Donald Trump’s administration recently decided to give $12 billion to farmers hurt by the president’s trade war against the European Union, China and various other countries. These monies can be considered a form of welfare for white people in red state America who are among his most loyal supporters. Moreover, the racial disparity is made even clearer by the way that African-American and other nonwhite farmers have been victims of systemic discrimination by the United States Department of Agriculture. In 2010, the USDA and the Justice Department reached a $1.25 billion settlement with black farmers over a lawsuit alleging racial discrimination in USDA farm loan programs.

Welfare for white Americans is nothing new. In many ways, the United States was built on white welfare.

During the 18th and 19th centuries, free land was given to European settlers as the intended result of genocide and ethnic cleansing against Native Americans. As part of this same racist project, the stolen labor and lives of black human property is estimated to have been worth trillions of dollars. In essence, black pain and black suffering was a de facto intergenerational welfare payment to White America, one that fueled the country’s rise to global power and created income and other life opportunities for white people, both native- born and immigrants.

African-Americans and other nonwhites were prohibited both by law and social convention from taking advantage of land grants and other opportunities made available by the Homestead Act and related 19th-century legislation, which were conservatively worth hundreds of billions of dollars.

The American middle class (predominantly white by definition) was created after World War II by way of federal programs like the VA, the FHA home programs and the G.I. Bill.
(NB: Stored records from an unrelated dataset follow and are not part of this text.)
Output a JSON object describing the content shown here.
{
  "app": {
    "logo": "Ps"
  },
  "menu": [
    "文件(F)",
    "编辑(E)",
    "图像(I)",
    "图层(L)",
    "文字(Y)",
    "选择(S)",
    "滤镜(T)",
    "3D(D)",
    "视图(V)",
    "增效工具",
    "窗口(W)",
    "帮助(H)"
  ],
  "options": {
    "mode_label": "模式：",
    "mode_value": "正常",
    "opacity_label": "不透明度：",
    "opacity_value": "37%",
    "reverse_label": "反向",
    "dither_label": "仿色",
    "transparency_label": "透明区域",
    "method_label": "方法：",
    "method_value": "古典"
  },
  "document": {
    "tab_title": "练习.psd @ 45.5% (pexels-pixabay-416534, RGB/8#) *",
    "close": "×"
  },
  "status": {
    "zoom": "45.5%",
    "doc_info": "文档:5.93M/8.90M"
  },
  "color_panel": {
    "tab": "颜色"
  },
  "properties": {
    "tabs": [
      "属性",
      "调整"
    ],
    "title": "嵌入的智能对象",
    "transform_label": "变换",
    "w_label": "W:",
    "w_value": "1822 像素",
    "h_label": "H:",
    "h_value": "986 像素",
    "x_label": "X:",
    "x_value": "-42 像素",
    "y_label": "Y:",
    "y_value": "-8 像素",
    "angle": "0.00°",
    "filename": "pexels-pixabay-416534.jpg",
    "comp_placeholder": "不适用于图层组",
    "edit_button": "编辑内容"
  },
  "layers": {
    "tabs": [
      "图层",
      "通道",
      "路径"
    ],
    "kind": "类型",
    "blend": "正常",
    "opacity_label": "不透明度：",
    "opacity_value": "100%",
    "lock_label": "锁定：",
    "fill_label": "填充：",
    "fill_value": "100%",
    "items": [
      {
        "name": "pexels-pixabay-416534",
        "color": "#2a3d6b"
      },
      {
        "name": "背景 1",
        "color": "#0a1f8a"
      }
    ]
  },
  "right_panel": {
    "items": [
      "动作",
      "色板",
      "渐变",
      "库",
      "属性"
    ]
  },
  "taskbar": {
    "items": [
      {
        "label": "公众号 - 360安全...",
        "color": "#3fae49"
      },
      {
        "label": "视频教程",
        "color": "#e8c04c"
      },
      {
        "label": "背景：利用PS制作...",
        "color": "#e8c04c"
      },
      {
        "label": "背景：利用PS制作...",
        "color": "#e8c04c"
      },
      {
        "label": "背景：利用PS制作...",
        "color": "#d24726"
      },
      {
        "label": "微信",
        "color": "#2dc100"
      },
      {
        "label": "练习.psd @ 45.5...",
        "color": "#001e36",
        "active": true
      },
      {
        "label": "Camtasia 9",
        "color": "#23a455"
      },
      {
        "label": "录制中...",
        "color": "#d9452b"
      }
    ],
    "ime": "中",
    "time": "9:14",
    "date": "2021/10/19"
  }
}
This example of white welfare was one of the largest wealth-creation and intergenerational wealth-transfer programs in history. Again, African-Americans and other nonwhites were, for the most part, denied access to those opportunities. Today’s extreme racial wealth gap is the most obvious result.
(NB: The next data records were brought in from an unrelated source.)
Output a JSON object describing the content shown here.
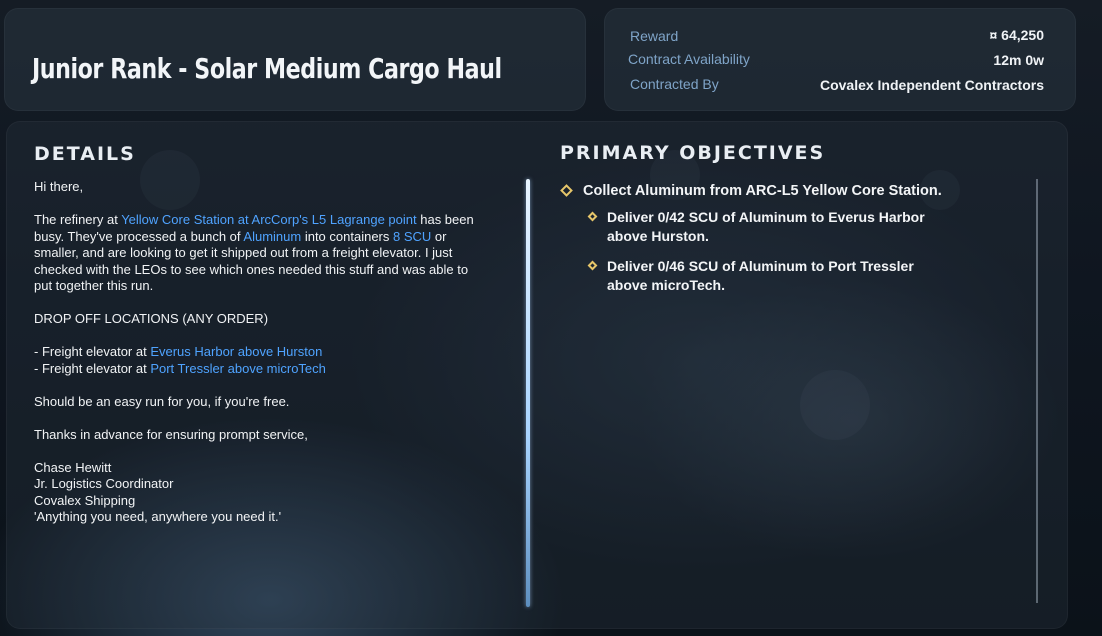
{
  "contract": {
    "title": "Junior Rank - Solar Medium Cargo Haul"
  },
  "info": {
    "reward_label": "Reward",
    "reward_value": "¤ 64,250",
    "availability_label": "Contract Availability",
    "availability_value": "12m 0w",
    "contracted_by_label": "Contracted By",
    "contracted_by_value": "Covalex Independent Contractors"
  },
  "details": {
    "heading": "DETAILS",
    "greeting": "Hi there,",
    "p1_a": "The refinery at ",
    "p1_link1": "Yellow Core Station at ArcCorp's L5 Lagrange point",
    "p1_b": " has been busy. They've processed a bunch of ",
    "p1_link2": "Aluminum",
    "p1_c": " into containers ",
    "p1_link3": "8 SCU",
    "p1_d": " or smaller, and are looking to get it shipped out from a freight elevator. I just checked with the LEOs to see which ones needed this stuff and was able to put together this run.",
    "dropoff_heading": "DROP OFF LOCATIONS (ANY ORDER)",
    "dropoff1_prefix": "- Freight elevator at ",
    "dropoff1_link": "Everus Harbor above Hurston",
    "dropoff2_prefix": "- Freight elevator at ",
    "dropoff2_link": "Port Tressler above microTech",
    "easy_run": "Should be an easy run for you, if you're free.",
    "thanks": "Thanks in advance for ensuring prompt service,",
    "sig_name": "Chase Hewitt",
    "sig_title": "Jr. Logistics Coordinator",
    "sig_company": "Covalex Shipping",
    "sig_motto": "'Anything you need, anywhere you need it.'"
  },
  "objectives": {
    "heading": "PRIMARY OBJECTIVES",
    "main": "Collect Aluminum from ARC-L5 Yellow Core Station.",
    "sub1_line1": "Deliver 0/42 SCU of Aluminum to Everus Harbor",
    "sub1_line2": "above Hurston.",
    "sub2_line1": "Deliver 0/46 SCU of Aluminum to Port Tressler",
    "sub2_line2": "above microTech."
  },
  "colors": {
    "link": "#4fa3ff",
    "objective_marker": "#e6c66a",
    "info_label": "#7fa4c8"
  }
}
What economists and other social scientists describe as “the submerged state” — government programs such as mortgage interest deductions, capital gains and other tax credits and cuts, and financial subsidies for entire industries — is another example of white welfare. Whites are disproportionately overrepresented as beneficiaries of the submerged state. Moreover, the submerged state is a central means through which the racial wealth gap is maintained in so-called “post racial” “colorblind” America.

There is a complication. New research by Robb Willer, professor of sociology at  Stanford University, and Rachel Wetts, a researcher at the University of California, demonstrates that despite all the ways that government provided welfare programs to help them, white Americans are willing to cut such programs if they believe that African-Americans and other nonwhites may benefit.

This dynamic is made worse when white Americans are made to feel that their place at the top of America’s social hierarchy is challenged. Lyndon Johnson’s insight has been proven true over and over: “If you can convince the lowest white man he’s better than the best colored man, he won’t notice you’re picking his pocket. Hell, give him somebody to look down on, and he’ll empty his pockets for you.”